UChicago has no theatrical conservatory. There are no B.F.A.s or strictly performance-based majors, and we’re not known for churning out Broadway stars year after year. Even the Theater and Performance Studies (TAPS) major is relatively new.
Yet we still produce a number of high-caliber theatermakers. Curious, I took some time to talk to a few of our thespians who recently performed in the Chicago Musical Theatre Festival: Hope Campbell, a fourth-year majoring in English and TAPS; Zander Galluppi, a Ph.D. student in the Committee on Immunology; and Vicky Snyder, (A.B. ’00) who studied romance languages and literatures. Campbell and Galluppi appeared in Moby Dick—A Musical, and Snyder in Baked! The Musical.
Their paths to theater vary widely. Campbell has acted for years and joined University Theater (UT) her first quarter on campus, performing with UT almost every quarter since. Galluppi became interested in theater as a graduate student and has performed with UT/TAPS for three years. Both appeared in Peter and the Starcatcher in fall 2017, Galluppi’s first UT show and Campbell’s fourth.
Snyder, in contrast, performed in one show her first year before transitioning to music. She sang in University Chorus her first year, Motet her second, and Rockefeller Chapel Choir her third and beyond. She attended a couple of theater courses as a student of the College, but generally focused on music, as there was no theater major at that time. After graduating, she stayed in the Chicago area and continued singing with Motet and the Chapel Choir for the next few years. Though her training was primarily musical, it prepared her well for singing outside of college and more specifically in musical theater.
UChicago alumna Vicky Snyder stars in "Baked! The Musical" and emphasizes the unifying power of theater through her performances.
All three remarked upon the short rehearsal process for the festival: Each show had about three weeks of preparation time, with Moby Dick having an additional couple music rehearsals in December. Overall, they agreed that the short rehearsal time encouraged them to work hard under a significant amount of pressure. The festival format added extra challenges: Sets had to be put up and taken down in 30 minutes, which encouraged minimalism for the writing to shine through. Moby Dick’s set was ingeniously designed by Ed Bryan, its writer, to be fully collapsible within that time period. Baked!’s set was simple, consisting solely of a table, a couple of chairs, a sign, and some wooden blocks.
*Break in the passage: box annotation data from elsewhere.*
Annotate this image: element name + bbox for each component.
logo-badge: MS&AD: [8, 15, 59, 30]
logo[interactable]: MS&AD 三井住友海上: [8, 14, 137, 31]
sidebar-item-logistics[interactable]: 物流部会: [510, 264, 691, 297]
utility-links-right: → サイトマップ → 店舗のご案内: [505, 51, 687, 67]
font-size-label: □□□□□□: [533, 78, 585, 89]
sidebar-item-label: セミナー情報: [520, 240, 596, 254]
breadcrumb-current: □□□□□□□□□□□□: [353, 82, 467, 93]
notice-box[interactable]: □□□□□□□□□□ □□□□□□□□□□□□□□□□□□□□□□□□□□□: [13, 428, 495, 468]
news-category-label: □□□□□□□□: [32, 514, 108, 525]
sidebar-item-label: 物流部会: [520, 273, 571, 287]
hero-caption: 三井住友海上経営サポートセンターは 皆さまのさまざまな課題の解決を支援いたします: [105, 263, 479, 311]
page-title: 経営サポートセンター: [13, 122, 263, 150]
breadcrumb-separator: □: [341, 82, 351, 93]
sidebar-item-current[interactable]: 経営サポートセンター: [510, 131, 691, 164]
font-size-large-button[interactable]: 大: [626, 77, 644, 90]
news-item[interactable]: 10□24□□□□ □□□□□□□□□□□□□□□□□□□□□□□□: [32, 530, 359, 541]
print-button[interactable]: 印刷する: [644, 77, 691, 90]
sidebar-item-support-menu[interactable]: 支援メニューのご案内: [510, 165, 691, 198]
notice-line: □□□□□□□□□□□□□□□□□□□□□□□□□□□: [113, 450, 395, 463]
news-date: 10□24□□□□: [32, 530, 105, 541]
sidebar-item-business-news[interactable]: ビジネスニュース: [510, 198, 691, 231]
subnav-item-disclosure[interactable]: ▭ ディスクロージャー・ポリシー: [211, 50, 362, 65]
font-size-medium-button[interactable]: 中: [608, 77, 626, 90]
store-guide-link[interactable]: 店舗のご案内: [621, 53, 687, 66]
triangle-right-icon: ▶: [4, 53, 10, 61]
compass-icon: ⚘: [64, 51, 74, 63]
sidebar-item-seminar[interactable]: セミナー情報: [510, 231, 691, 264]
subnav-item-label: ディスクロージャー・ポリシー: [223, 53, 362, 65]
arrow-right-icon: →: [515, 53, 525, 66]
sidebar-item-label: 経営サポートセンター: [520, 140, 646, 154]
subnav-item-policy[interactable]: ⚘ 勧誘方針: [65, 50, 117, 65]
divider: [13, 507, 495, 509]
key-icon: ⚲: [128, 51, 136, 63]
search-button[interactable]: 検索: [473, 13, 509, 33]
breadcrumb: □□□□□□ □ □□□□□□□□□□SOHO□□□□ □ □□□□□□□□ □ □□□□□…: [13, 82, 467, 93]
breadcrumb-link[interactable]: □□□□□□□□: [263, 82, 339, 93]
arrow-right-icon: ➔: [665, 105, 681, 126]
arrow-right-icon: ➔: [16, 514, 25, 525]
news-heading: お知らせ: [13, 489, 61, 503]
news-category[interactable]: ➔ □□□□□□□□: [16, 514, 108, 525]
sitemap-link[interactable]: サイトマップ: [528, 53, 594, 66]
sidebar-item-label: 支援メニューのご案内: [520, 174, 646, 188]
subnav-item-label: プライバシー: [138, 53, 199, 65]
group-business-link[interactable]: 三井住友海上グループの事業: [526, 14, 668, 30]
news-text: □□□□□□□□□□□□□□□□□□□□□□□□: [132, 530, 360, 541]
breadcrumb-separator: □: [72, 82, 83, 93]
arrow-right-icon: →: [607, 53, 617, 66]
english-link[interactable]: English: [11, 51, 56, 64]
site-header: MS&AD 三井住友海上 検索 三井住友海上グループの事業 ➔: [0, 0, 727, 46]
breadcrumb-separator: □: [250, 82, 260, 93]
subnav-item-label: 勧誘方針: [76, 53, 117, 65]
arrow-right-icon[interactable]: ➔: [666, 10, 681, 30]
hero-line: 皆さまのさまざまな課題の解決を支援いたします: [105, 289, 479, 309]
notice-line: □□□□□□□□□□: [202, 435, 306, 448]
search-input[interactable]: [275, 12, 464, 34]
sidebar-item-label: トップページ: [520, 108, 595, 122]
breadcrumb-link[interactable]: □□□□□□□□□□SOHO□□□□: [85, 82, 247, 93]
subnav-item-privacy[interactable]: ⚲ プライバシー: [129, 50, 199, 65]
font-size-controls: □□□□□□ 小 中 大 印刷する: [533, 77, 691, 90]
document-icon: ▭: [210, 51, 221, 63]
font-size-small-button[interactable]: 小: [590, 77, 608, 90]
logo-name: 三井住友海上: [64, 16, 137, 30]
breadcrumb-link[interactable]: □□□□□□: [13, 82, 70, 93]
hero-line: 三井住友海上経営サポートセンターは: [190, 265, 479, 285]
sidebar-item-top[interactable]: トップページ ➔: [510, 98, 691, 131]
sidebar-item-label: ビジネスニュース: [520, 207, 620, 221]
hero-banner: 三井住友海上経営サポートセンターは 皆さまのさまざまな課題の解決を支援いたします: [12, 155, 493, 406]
Campbell, Galluppi, and Snyder continue to participate in theater for different reasons. Galluppi loves theater for its creativity, expressivity, and ability to engage different parts of his brain, adding that “doing science all the time, it’s really valuable to get into a creative mindset both for doing science and communicating science, but also just to be a healthy and well-rounded person.” Campbell emphasized its collaborative nature, remarking, “There aren’t that many art forms that allow you to speak to an audience and get them to sympathize with characters and share stories in the same way.” Snyder, who is not a full-time actor, but a working mom living in Bloomington, prizes theater’s unifying power: “We all understand love, we all understand responsibility. We all understand wanting things. So yeah, theater excites me because it can bring healing, it unites us.”
Although UChicago is not a “traditional” theater school, it still creates incredibly capable thespians with promising theatrical futures ahead of them. Snyder left one last piece of advice for UChicago theater students: “Keep doing what you love and find ways to do it on any level. If it’s a passion of yours, don’t ignore it: Go for it and find a way about it.”